Teu passado é uma bandeira,
Teu presente, uma lição
Figuras entre os primeiros
Do nosso esporte bretão.”
 
Nunca foi tão necessário, na história de um clube de futebol, ele fazer jus ao que prega seu hino.
 
Os próximos meses são cruciais para o futuro do Corinthians, disso ninguém tem dúvida. Mas, dependendo do que for feito no clube, os próximos meses podem ser decisivos para o futuro do futebol brasileiro.
 
Desde o acordo Corinthians-MSI que o hino alvinegro não pode mais cantar que o Timão é o orgulho dos desportistas do Brasil. Hoje, o presente corintiano deve ser tomado de lição de como um clube de futebol não pode mais ser gerenciado.
 
O Corinthians tem, hoje, um presidente afastado que reinou durante 15 anos no poder. Nesse tempo, em que vangloria ter sido o mais vitorioso da história (esquecendo-se de dizer que também foi o mais longevo), Alberto Dualib construiu uma muralha para se perpetuar no comando sem ser contestado.
 
Hoje, para qualquer decisão ser tomada no clube, é preciso ter aprovação de 400 conselheiros vitalícios, que o próprio nome já diz o “breve” prazo de validade do cargo. Para ter maioria política, ao longo de 15 anos Dualib usou a máquina de cargos e funções. Sem dúvida perpetuou-se no poder. Até que, finalmente, percebeu-se que o Corinthians havia deixado de ter um presidente e passado a ter um dono.
 
Nada contra um clube de futebol ter dono. Pelo contrário.

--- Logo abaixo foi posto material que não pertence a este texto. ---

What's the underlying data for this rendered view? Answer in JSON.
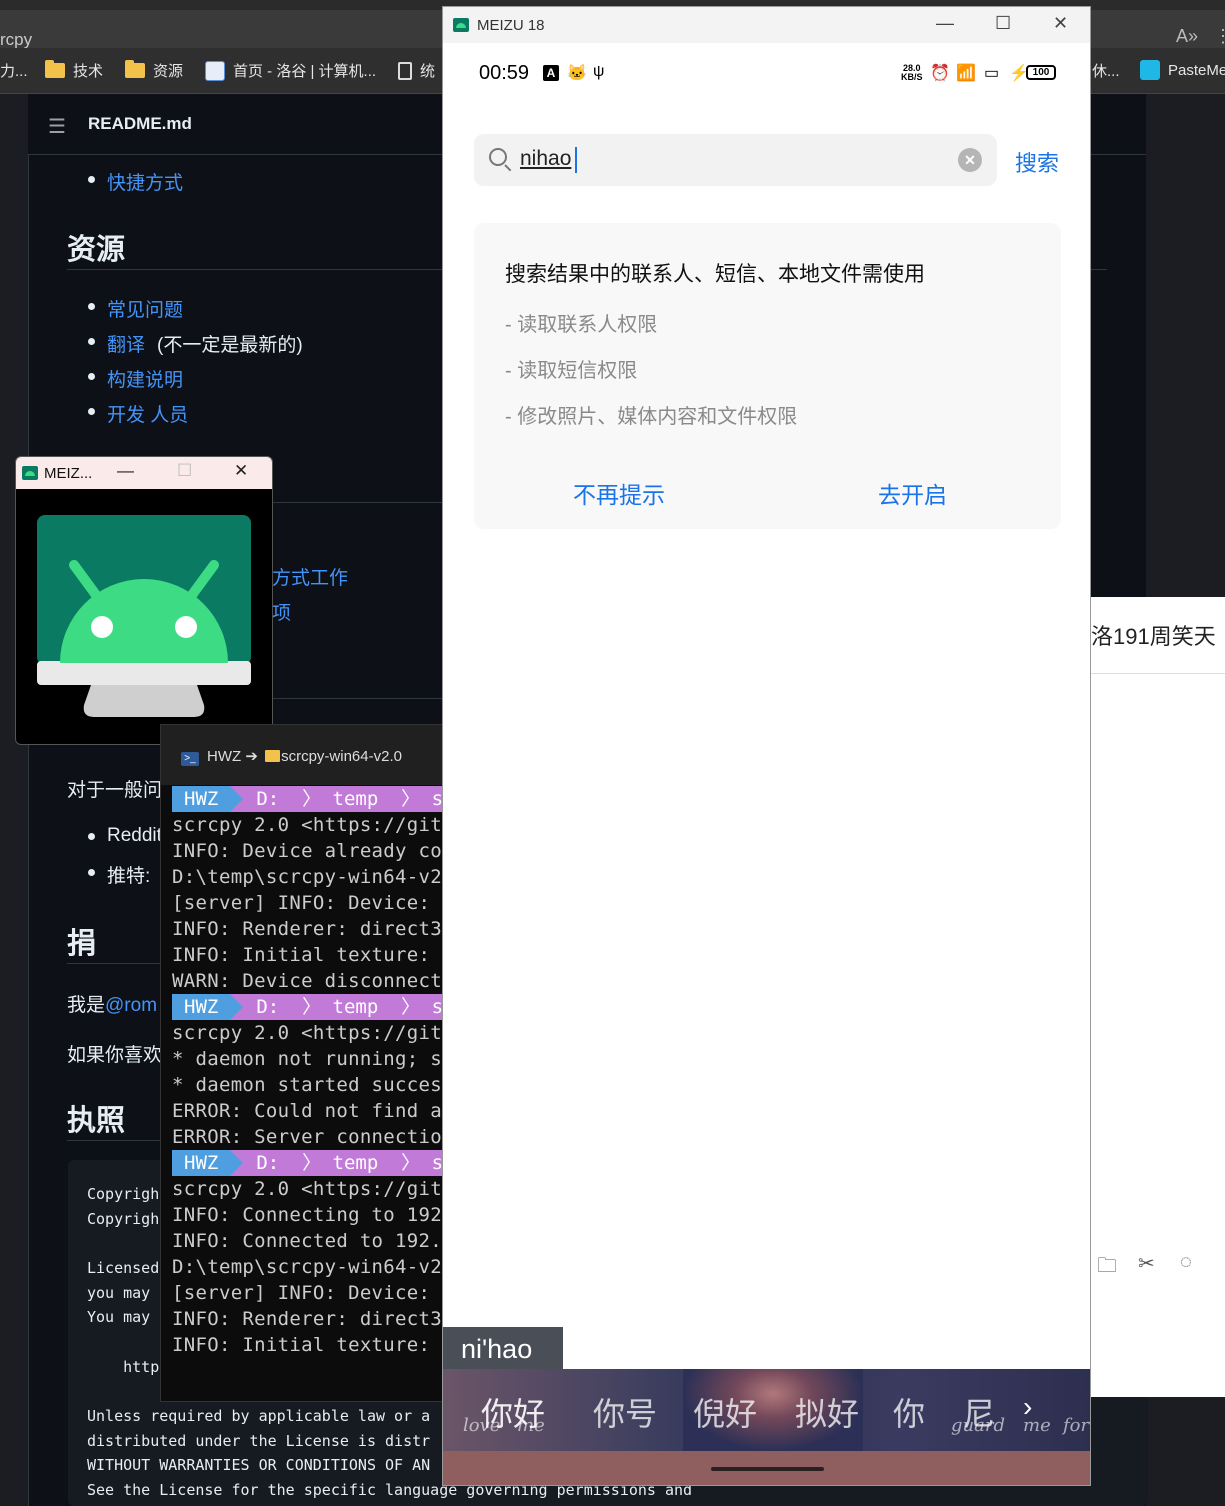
{
  "browser": {
    "title_fragment": "rcpy",
    "bookmarks": [
      {
        "label": "力..."
      },
      {
        "label": "技术"
      },
      {
        "label": "资源"
      },
      {
        "label": "首页 - 洛谷 | 计算机..."
      },
      {
        "label": "统"
      },
      {
        "label": "休..."
      },
      {
        "label": "PasteMe"
      }
    ]
  },
  "readme": {
    "title": "README.md",
    "top_link": "快捷方式",
    "resources_heading": "资源",
    "resource_links": [
      "常见问题",
      "翻译",
      "构建说明",
      "开发 人员"
    ],
    "translation_note": "(不一定是最新的)",
    "partial_link_1": "方式工作",
    "partial_link_2": "项",
    "general_prefix": "对于一般问",
    "bullet_reddit": "Reddit",
    "bullet_twitter": "推特:",
    "donate_heading": "捐",
    "i_am": "我是",
    "author_link": "@rom",
    "if_you_like": "如果你喜欢",
    "license_heading": "执照",
    "code_lines": [
      "Copyrigh",
      "Copyrigh",
      "",
      "Licensed",
      "you may",
      "You may",
      "",
      "    http"
    ],
    "license_tail": [
      "Unless required by applicable law or a",
      "distributed under the License is distr",
      "WITHOUT WARRANTIES OR CONDITIONS OF AN",
      "See the License for the specific language governing permissions and"
    ]
  },
  "right_window": {
    "title": "洛191周笑天"
  },
  "small_window": {
    "title": "MEIZ..."
  },
  "terminal": {
    "tab_label_user": "HWZ",
    "tab_label_arrow": "➔",
    "tab_label_dir": "scrcpy-win64-v2.0",
    "prompt_user": "HWZ",
    "prompt_path": "D:  〉 temp  〉 scr",
    "block1": [
      "scrcpy 2.0 <https://git",
      "INFO: Device already co",
      "D:\\temp\\scrcpy-win64-v2",
      "[server] INFO: Device: ",
      "INFO: Renderer: direct3",
      "INFO: Initial texture: ",
      "WARN: Device disconnect"
    ],
    "block2": [
      "scrcpy 2.0 <https://git",
      "* daemon not running; s",
      "* daemon started succes",
      "ERROR: Could not find a",
      "ERROR: Server connectio"
    ],
    "block3": [
      "scrcpy 2.0 <https://git",
      "INFO: Connecting to 192",
      "INFO: Connected to 192.",
      "D:\\temp\\scrcpy-win64-v2",
      "[server] INFO: Device: ",
      "INFO: Renderer: direct3",
      "INFO: Initial texture: "
    ]
  },
  "phone": {
    "window_title": "MEIZU 18",
    "status": {
      "time": "00:59",
      "net_speed_value": "28.0",
      "net_speed_unit": "KB/S",
      "battery": "100"
    },
    "search": {
      "query": "nihao",
      "action": "搜索"
    },
    "permission_card": {
      "title": "搜索结果中的联系人、短信、本地文件需使用",
      "items": [
        "- 读取联系人权限",
        "- 读取短信权限",
        "- 修改照片、媒体内容和文件权限"
      ],
      "dismiss": "不再提示",
      "enable": "去开启"
    },
    "ime": {
      "composition": "ni'hao",
      "candidates": [
        "你好",
        "你号",
        "倪好",
        "拟好",
        "你",
        "尼"
      ],
      "deco_left": [
        "love",
        "me"
      ],
      "deco_right": [
        "guard",
        "me",
        "for"
      ]
    }
  },
  "colors": {
    "accent_blue": "#1a73e8",
    "github_link": "#4493f8",
    "prompt_user_bg": "#4f9fe0",
    "prompt_path_bg": "#c27ad8",
    "android_green": "#3ddc84"
  }
}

Manchester United, Milan, Chelsea e outras grandes potências do futebol mundial são clubes liderados por uma única pessoa. Goste ou não, seja correto ou não, o fato é que, quando uma instituição passa a ter um comando, ela passa a trabalhar em função do desempenho esportivo.
 
Hoje é impossível definir o que é o Corinthians na sua administração. Simplesmente não há palavras para descrever a situação alvinegra. Talvez apocalíptica seja a mais adequada, mas pode ser que nem o Apocalipse seja tão caótico quanto isso.
 
Nos próximos meses promete-se fazer a maior devassa da história de um clube de futebol. Só não se pode deixar que tanto barulho e escândalo sejam feitos em prol de uma mudança de fachada no Corinthians.
 
A faxina deve ser feita. O corintiano deve sair dessa batalha com orgulho de bater no peito e dizer que, do Brasil, é o clube mais brasileiro. E que o presente sirva de lição para acabar com um modelo de gestão falido como o que impera no Brasil.
 
O clube pode ter um conselho gestor. As grandes empresas mundiais têm conselhos gestores. Que trabalham com metas a serem cumpridas, com responsabilidade administrativa, com cobranças sobre os funcionários. Geralmente um conselho de administração não tem mais do que 15 membros. E todos remunerados, com bonificação a partir do lucro auferido pela empresa, etc.
 
É hora de o Corinthians inovar, mostrar que é grande, que fará história fora de campo como já cansou de fazer dentro dele, principalmente ao fundar a “Democracia Corintiana” nos anos 80. É hora de figurar entre os primeiros do nosso esporte bretão.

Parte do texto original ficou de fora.